Dragons of Probability

July 11, 2013

"No insults, please!" said Pugg. "For I am not your usual uncouth pirate, but refined and with a Ph.D. and therefore extremely high-strung."
-- from "The Sixth Sally, or how Trurl and Klapaucius Created a Demon of the Second Kind to Defeat the Pirate Pugg"
CyberiadaCover for the 1972 edition of Cyberiada, illustration by Daniel Mróz
Photo from 50watts.com

I learned about Stanislaw Lem as an undergrad at Berkeley, from undergraduate and graduate students in the Math department, where his books were quite popular. At the time, the Berkeley Math PhD program had a foreign language requirement (I don't know if they still do). The idea was that enough cutting edge mathematics research was being published in French or Russian or Japanese language journals -- and elsewhere -- that a serious mathematician would want to access that work even before an English-language translation became available.
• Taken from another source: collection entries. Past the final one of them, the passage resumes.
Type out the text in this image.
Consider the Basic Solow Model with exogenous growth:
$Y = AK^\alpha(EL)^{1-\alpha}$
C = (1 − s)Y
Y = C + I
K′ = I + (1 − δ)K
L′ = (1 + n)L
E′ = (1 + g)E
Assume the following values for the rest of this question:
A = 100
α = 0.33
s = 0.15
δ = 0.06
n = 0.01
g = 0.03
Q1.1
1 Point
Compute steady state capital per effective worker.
The standard way to meet the requirement was to translate a page or so from a Math textbook in the target language. I remember a rumor (or did I dream it?) that one of the grad students fulfilled the requirement by translating a bit of Lem's Cyberiad from the original Polish. Who knows if it's true, but it makes a great story. For The Cyberiad must, indeed, be difficult to translate.

We might add here that later on the constructors had an article published in a prominent scientific journal under the title of "Recursive β -- Metafunctions in the Special Case of a Bogus Polypolice Transmogrification Conversion on an Oscillating Harmonic Field of Glass Bells and Green Gig, Kerosene Lamp on the Left to Divert Attention, Solved by Beastly Incarceration-Concatenation," which was subsequently exploited by the tabloids as "The Police State Rears Its Ugly Head."
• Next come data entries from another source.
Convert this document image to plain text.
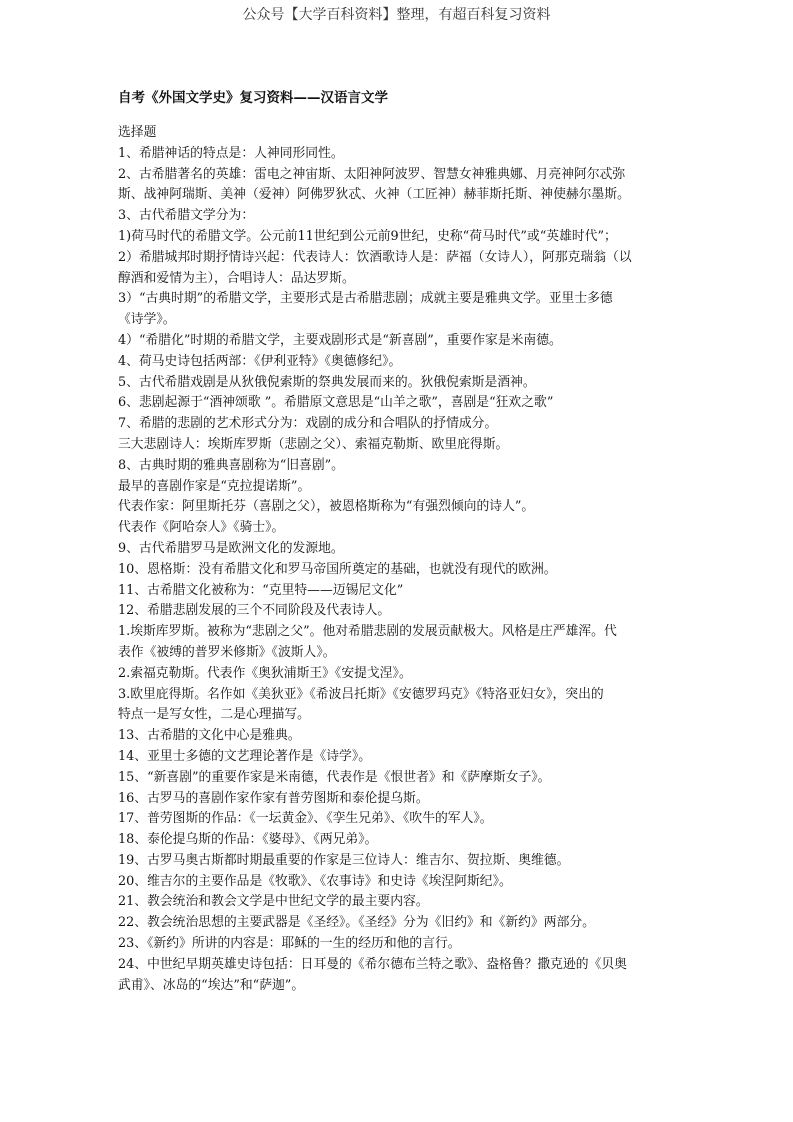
公众号【大学百科资料】整理，有超百科复习资料
自考《外国文学史》复习资料——汉语言文学
选择题
1、希腊神话的特点是：人神同形同性。
2、古希腊著名的英雄：雷电之神宙斯、太阳神阿波罗、智慧女神雅典娜、月亮神阿尔忒弥
斯、战神阿瑞斯、美神（爱神）阿佛罗狄忒、火神（工匠神）赫菲斯托斯、神使赫尔墨斯。
3、古代希腊文学分为：
1)荷马时代的希腊文学。公元前11世纪到公元前9世纪，史称“荷马时代”或“英雄时代”；
2）希腊城邦时期抒情诗兴起：代表诗人：饮酒歌诗人是：萨福（女诗人），阿那克瑞翁（以
醇酒和爱情为主），合唱诗人：品达罗斯。
3）“古典时期”的希腊文学，主要形式是古希腊悲剧；成就主要是雅典文学。亚里士多德
《诗学》。
4）“希腊化”时期的希腊文学，主要戏剧形式是“新喜剧”，重要作家是米南德。
4、荷马史诗包括两部：《伊利亚特》《奥德修纪》。
5、古代希腊戏剧是从狄俄倪索斯的祭典发展而来的。狄俄倪索斯是酒神。
6、悲剧起源于“酒神颂歌 ”。希腊原文意思是“山羊之歌”，喜剧是“狂欢之歌”
7、希腊的悲剧的艺术形式分为：戏剧的成分和合唱队的抒情成分。
三大悲剧诗人：埃斯库罗斯（悲剧之父）、索福克勒斯、欧里庇得斯。
8、古典时期的雅典喜剧称为“旧喜剧”。
最早的喜剧作家是“克拉提诺斯”。
代表作家：阿里斯托芬（喜剧之父），被恩格斯称为“有强烈倾向的诗人”。
代表作《阿哈奈人》《骑士》。
9、古代希腊罗马是欧洲文化的发源地。
10、恩格斯：没有希腊文化和罗马帝国所奠定的基础，也就没有现代的欧洲。
11、古希腊文化被称为：“克里特——迈锡尼文化”
12、希腊悲剧发展的三个不同阶段及代表诗人。
1.埃斯库罗斯。被称为“悲剧之父”。他对希腊悲剧的发展贡献极大。风格是庄严雄浑。代
表作《被缚的普罗米修斯》《波斯人》。
2.索福克勒斯。代表作《奥狄浦斯王》《安提戈涅》。
3.欧里庇得斯。名作如《美狄亚》《希波吕托斯》《安德罗玛克》《特洛亚妇女》，突出的
特点一是写女性，二是心理描写。
13、古希腊的文化中心是雅典。
14、亚里士多德的文艺理论著作是《诗学》。
15、“新喜剧”的重要作家是米南德，代表作是《恨世者》和《萨摩斯女子》。
16、古罗马的喜剧作家作家有普劳图斯和泰伦提乌斯。
17、普劳图斯的作品：《一坛黄金》、《孪生兄弟》、《吹牛的军人》。
18、泰伦提乌斯的作品：《婆母》、《两兄弟》。
19、古罗马奥古斯都时期最重要的作家是三位诗人：维吉尔、贺拉斯、奥维德。
20、维吉尔的主要作品是《牧歌》、《农事诗》和史诗《埃涅阿斯纪》。
21、教会统治和教会文学是中世纪文学的最主要内容。
22、教会统治思想的主要武器是《圣经》。《圣经》分为《旧约》和《新约》两部分。
23、《新约》所讲的内容是：耶稣的一生的经历和他的言行。
24、中世纪早期英雄史诗包括：日耳曼的《希尔德布兰特之歌》、盎格鲁？撒克逊的《贝奥
武甫》、冰岛的“埃达”和“萨迦”。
-- from "The Second Sally, or the Offer of King Krool"

How does one take the original Polish, and render it into an English that flows like a fairy tale, and yet keeps all the mathematical and scientific puns intact? I can't imagine. No wonder we were all convinced that the translator must have been a mathematician.
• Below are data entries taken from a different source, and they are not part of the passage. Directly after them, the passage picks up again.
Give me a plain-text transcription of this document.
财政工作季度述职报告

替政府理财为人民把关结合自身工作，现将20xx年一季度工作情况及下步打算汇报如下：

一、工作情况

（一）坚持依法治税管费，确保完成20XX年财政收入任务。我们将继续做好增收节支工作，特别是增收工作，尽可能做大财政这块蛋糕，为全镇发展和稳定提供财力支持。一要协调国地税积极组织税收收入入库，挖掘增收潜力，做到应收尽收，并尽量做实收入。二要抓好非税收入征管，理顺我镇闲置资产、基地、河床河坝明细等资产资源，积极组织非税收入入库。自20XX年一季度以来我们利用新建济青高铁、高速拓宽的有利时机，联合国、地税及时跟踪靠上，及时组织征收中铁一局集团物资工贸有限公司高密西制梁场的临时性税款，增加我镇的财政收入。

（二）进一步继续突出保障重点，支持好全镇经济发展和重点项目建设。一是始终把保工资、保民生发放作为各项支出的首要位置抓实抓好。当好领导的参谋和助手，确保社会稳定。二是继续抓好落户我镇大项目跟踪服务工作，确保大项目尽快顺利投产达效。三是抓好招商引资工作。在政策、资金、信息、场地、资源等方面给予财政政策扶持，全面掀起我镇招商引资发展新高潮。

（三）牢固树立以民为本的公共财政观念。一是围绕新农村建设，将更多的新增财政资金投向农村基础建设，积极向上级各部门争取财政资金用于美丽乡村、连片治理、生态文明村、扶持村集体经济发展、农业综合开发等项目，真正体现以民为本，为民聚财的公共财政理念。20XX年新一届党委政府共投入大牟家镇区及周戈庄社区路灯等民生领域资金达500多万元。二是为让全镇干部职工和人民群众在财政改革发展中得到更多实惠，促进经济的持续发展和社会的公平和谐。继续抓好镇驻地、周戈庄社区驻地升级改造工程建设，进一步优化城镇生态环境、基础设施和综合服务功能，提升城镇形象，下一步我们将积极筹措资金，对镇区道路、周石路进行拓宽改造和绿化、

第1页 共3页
Here's a little bit from "The Third Sally, or The Dragons of Probability," which has always been one of my favorites.

The brilliant Cerebron… discovered three distinct kinds of dragon: the mythical, the chimerical, and the purely hypothetical. They were all, one might say, nonexistent, but each non-existed in an entirely different way.…

[Trurl and Klapaucius] were the first to apply probability theory to this area and, in so doing, created the field of statistical draconics, which says that dragons are thermodynamically impossible only in the probabilistic sense, as are elves, fairies, gnomes, witches, pixies, and the like. Using the general equation of improbability, the two constructors obtained the coefficients of pixation, elfinity, kobolding, etc. They found that for the spontaneous manifestation of an average dragon, one would have to wait a good sixteen quintoquadrillion heptillion years. In other words, the whole problem would have remained a mathematical curiosity had it not been for that famous tinkering passion of Trurl…. First, as he was dealing with the highly improbable, he invented a probability amplifier and ran tests in his basement -- then later at the Dracogenic Proving Grounds established and funded by the Academy. To this day those who (sadly enough) have no knowledge of the General Theory of Improbability ask why Trurl probabilized a dragon and not an elf or a goblin. The answer is simply that dragons are more probable than elves or goblins to begin with. True, Trurl might have gone further with his amplifying experiments, had not the first been so discouraging -- discouraging in that the materialized dragon tried to make a meal of him. Fortunately, Klapaucius was nearby and lowered the probability, and the monster vanished.

Theoretical physics would be much more exciting (or at least more marketable) with dragons, don't you think? And constructor robots.